Был на Бирже. Биржевое собрание еще не кончилось. Старик-служитель, не глядя, остановил меня в дверях: во время собрания никого не велено пускать, пятьдесят лет он служит и во сне не забыл бы исполнить приказ. Но, покосясь на меня – из какого-то упорства я не подумал отходить от дверей – он растерялся. Я видел, как лицо его вытянулось, а рука, напруживая синие жилы, потянулась к дверной ручке – распахнуть двери. И потом он расскажет, моргая красными глазами – в них было и умиление и восторг – как, взглянув на меня, ему представилось, что это "сам", – такое, значит, было необыкновенное сходство у меня с моим дядей, головой Московской Биржи и его хозяином, и все 50 лет службы за один миг промелькнули перед ним, и он не посмел не отворить мне дверь.
"Пожалуйте!" – бормотал он, теребя ручку.
К его счастью, собрание окончилось. И я вошел в гудевший зал. А так как я был первый вошедший из посторонних, меня заметили и узнали, с добродушными восклицаниями: одни просто называя меня "Алексей", другие с шуточным прищелком "плагиатор!".
Тут были и старики, которые знали меня с детства, и мои сверстники по коммерческому училищу.
Моя ссылка была встречена всеобщим порицанием. Мое имя на годы было как вычеркнуто. Родственники от меня отказались. Имя мое не произносилось, а если из молодых кто помянет, оборвут. Но мой "Пруд" с Москвой – поднятый газетной бранью, мое имя со скандальным и повязью "декадент" обратили внимание, и стали поговаривать.

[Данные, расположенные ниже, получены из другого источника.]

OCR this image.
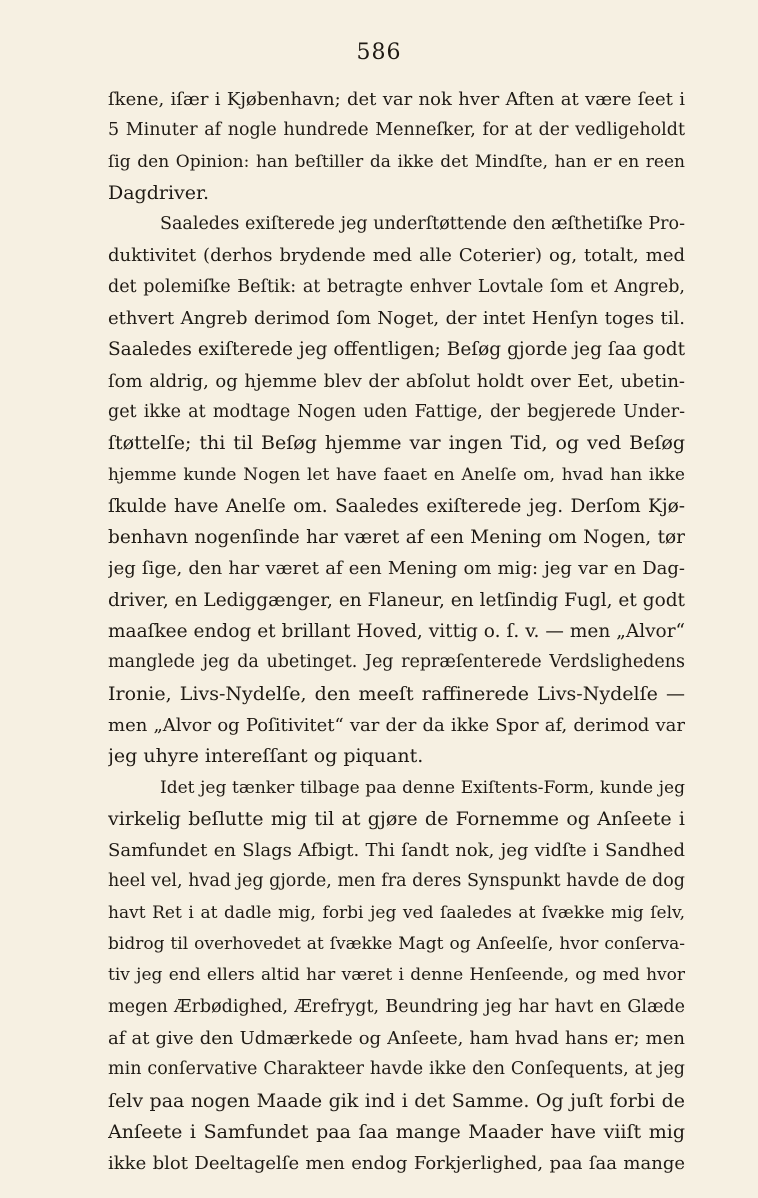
586
ſkene, iſær i Kjøbenhavn; det var nok hver Aften at være ſeet i
5 Minuter af nogle hundrede Menneſker, for at der vedligeholdt
ſig den Opinion: han beſtiller da ikke det Mindſte, han er en reen
Dagdriver.
Saaledes exiſterede jeg underſtøttende den æſthetiſke Pro-
duktivitet (derhos brydende med alle Coterier) og, totalt, med
det polemiſke Beſtik: at betragte enhver Lovtale ſom et Angreb,
ethvert Angreb derimod ſom Noget, der intet Henſyn toges til.
Saaledes exiſterede jeg offentligen; Beſøg gjorde jeg ſaa godt
ſom aldrig, og hjemme blev der abſolut holdt over Eet, ubetin-
get ikke at modtage Nogen uden Fattige, der begjerede Under-
ſtøttelſe; thi til Beſøg hjemme var ingen Tid, og ved Beſøg
hjemme kunde Nogen let have faaet en Anelſe om, hvad han ikke
ſkulde have Anelſe om. Saaledes exiſterede jeg. Derſom Kjø-
benhavn nogenſinde har været af een Mening om Nogen, tør
jeg ſige, den har været af een Mening om mig: jeg var en Dag-
driver, en Lediggænger, en Flaneur, en letſindig Fugl, et godt
maaſkee endog et brillant Hoved, vittig o. ſ. v. — men „Alvor“
manglede jeg da ubetinget. Jeg repræſenterede Verdslighedens
Ironie, Livs-Nydelſe, den meeſt raffinerede Livs-Nydelſe —
men „Alvor og Poſitivitet“ var der da ikke Spor af, derimod var
jeg uhyre intereſſant og piquant.
Idet jeg tænker tilbage paa denne Exiſtents-Form, kunde jeg
virkelig beſlutte mig til at gjøre de Fornemme og Anſeete i
Samfundet en Slags Afbigt. Thi ſandt nok, jeg vidſte i Sandhed
heel vel, hvad jeg gjorde, men fra deres Synspunkt havde de dog
havt Ret i at dadle mig, forbi jeg ved ſaaledes at ſvække mig ſelv,
bidrog til overhovedet at ſvække Magt og Anſeelſe, hvor conſerva-
tiv jeg end ellers altid har været i denne Henſeende, og med hvor
megen Ærbødighed, Ærefrygt, Beundring jeg har havt en Glæde
af at give den Udmærkede og Anſeete, ham hvad hans er; men
min conſervative Charakteer havde ikke den Conſequents, at jeg
ſelv paa nogen Maade gik ind i det Samme. Og juſt forbi de
Anſeete i Samfundet paa ſaa mange Maader have viiſt mig
ikke blot Deeltagelſe men endog Forkjerlighed, paa ſaa mange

Одним нравилось, другим не нравилось, но у всякого оставалось: "толк выйдет". И прошлое мое обернулось, как сказали бы деды, "не грех, токмо падение", а кто-нибудь еще прибавлял, конечно, по-своему, что значит по старине: "не согрешишь, не покаешься, не покаешься, не спасешься".
И теперь, когда в газетах – "Раннее Утро" и "Русское Слово" читает вся Биржа – меня объявили вором, которого нельзя терпеть среди литераторов, вызвало всеобщее негодование.
Старик Грибов сказал:
"Из семьи Найденовых и Ремизовых воры не выходят, ошибаетесь!"
И вот почему мое появление на Бирже встречено было с необыкновенным радушием. Всем хотелось выразить мне свое чувство и потрунить: "плагиатор", покрывая замоскворецкой руганью обнаглевших газетчиков.
Но как и почему все совершилось, что дало повод такому позорному обвинению! Это занимало каждого. Биржевое собрание не расходилось.
Я хотел обратиться по старине: "отцы и братья", но, встретившись глазами с Грибовым, сказал, слыша себя, как постороннего, свое из глубокого молчания исходящее слово.
"Александр Иваныч, верите ли вы мне?"
Грибов, нахмурясь, беззвучно шевелил седыми губами.